P.S. As a reminder that temperature and aging have effects, here is the 0402 "4.7uF" capacitor at 5V bias over temperature:

And the typical aging characteristics of different dielectrics from Digikey/TDK:

The high capacitance, low ESR and small size of ceramic capacitors may seem like magic to those of us who were around before they were developed, but as many stories remind us, magic often comes at a price.

• I feel like I was fooled for my whole life by knowing this, thinking that all packages were the same. That's literally called magic Commented Jun 29 at 3:09
• @HazardousVoltage It's not the package size directly, but the number of barium titanate unit cells available (which is a function of volume, so it's indirectly package size). Commented Jun 30 at 13:20

Ceramic capacitors with dielectrics other than C0G/NP0 are varicaps. Their internal structure as well as dielectric will affect how sensitive their capacitance is to DC voltage bias.

Why is that happening, even though both of them have the same capacity?

They don't have the same capacity because they don't use the C0G/NP0 dielectric. They are variable capacitors with capacitance mostly decreasing with DC voltage (not always!). They are different parts (due to different package), so they simply are varicaps with a different capacitance vs. voltage response.

In short: their capacitance is a function of the voltage on the capacitor, and is not a same across devices. Different cap designs/sizes are expected to react differently to DC bias.
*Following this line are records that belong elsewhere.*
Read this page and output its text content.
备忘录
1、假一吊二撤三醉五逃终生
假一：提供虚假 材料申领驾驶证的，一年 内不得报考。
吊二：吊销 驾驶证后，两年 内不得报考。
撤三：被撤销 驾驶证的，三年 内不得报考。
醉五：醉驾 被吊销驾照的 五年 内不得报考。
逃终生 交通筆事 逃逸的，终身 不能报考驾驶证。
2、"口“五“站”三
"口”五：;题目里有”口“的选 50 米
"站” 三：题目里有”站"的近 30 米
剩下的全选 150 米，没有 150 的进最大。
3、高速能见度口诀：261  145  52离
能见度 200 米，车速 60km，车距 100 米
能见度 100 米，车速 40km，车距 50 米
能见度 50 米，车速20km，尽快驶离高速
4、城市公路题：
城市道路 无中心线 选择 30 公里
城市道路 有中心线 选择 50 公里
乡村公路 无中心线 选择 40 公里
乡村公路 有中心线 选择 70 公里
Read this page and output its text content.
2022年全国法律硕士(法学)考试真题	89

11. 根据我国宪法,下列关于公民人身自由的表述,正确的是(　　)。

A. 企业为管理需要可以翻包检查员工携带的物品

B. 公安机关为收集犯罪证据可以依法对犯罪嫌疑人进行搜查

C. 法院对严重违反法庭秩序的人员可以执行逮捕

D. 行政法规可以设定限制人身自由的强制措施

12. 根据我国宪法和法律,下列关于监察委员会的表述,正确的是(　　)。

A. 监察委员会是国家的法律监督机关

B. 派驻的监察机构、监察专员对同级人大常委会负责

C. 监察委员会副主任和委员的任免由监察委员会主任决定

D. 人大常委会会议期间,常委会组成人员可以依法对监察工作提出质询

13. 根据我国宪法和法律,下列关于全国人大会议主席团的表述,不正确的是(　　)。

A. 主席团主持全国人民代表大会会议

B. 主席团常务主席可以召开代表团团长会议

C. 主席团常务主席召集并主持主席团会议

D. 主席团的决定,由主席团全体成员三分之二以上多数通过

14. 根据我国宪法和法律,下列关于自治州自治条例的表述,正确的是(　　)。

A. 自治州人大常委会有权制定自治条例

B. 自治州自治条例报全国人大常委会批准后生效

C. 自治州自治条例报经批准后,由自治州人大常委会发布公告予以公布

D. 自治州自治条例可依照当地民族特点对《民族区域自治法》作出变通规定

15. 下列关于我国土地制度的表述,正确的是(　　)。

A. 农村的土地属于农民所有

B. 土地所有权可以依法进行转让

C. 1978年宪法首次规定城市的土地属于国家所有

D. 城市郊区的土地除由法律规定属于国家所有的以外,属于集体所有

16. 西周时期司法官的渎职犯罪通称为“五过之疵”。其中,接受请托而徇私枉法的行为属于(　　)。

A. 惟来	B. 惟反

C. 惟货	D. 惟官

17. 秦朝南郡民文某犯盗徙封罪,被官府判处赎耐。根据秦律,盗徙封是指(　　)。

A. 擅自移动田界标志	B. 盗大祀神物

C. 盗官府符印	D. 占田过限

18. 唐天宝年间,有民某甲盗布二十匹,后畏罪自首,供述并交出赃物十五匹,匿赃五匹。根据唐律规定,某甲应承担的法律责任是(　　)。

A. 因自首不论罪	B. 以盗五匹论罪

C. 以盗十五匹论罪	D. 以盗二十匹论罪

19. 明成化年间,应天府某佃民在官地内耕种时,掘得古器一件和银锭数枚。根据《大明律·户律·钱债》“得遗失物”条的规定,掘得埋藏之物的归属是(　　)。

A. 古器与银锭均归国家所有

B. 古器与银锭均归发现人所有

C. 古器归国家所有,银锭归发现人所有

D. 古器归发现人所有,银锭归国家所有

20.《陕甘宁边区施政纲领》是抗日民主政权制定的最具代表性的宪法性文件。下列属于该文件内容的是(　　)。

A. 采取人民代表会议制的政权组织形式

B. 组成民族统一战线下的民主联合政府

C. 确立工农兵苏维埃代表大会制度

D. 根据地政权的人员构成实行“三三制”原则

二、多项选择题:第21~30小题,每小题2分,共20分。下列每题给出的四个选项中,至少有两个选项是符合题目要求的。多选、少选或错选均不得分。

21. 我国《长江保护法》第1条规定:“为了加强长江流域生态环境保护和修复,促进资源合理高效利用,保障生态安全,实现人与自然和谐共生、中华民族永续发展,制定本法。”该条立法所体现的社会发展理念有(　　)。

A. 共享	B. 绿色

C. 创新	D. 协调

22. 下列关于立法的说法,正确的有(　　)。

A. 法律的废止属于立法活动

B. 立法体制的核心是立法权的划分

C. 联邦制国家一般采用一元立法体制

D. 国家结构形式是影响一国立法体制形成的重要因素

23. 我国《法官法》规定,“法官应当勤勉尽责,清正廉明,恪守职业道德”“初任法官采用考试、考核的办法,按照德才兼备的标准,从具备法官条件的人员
When I use the 1206 package, the timer stays for 4 minutes approximately, while when using the 0805 package, the timer stays for 3 minutes.

The package is a bit of a red herring. Different packages dictate different internal structure - number of layers, layer thickness, etc. So changing the package gives you a different capacitor even if the nominal specifications are the same. These differences affect the capacitance response to DC bias.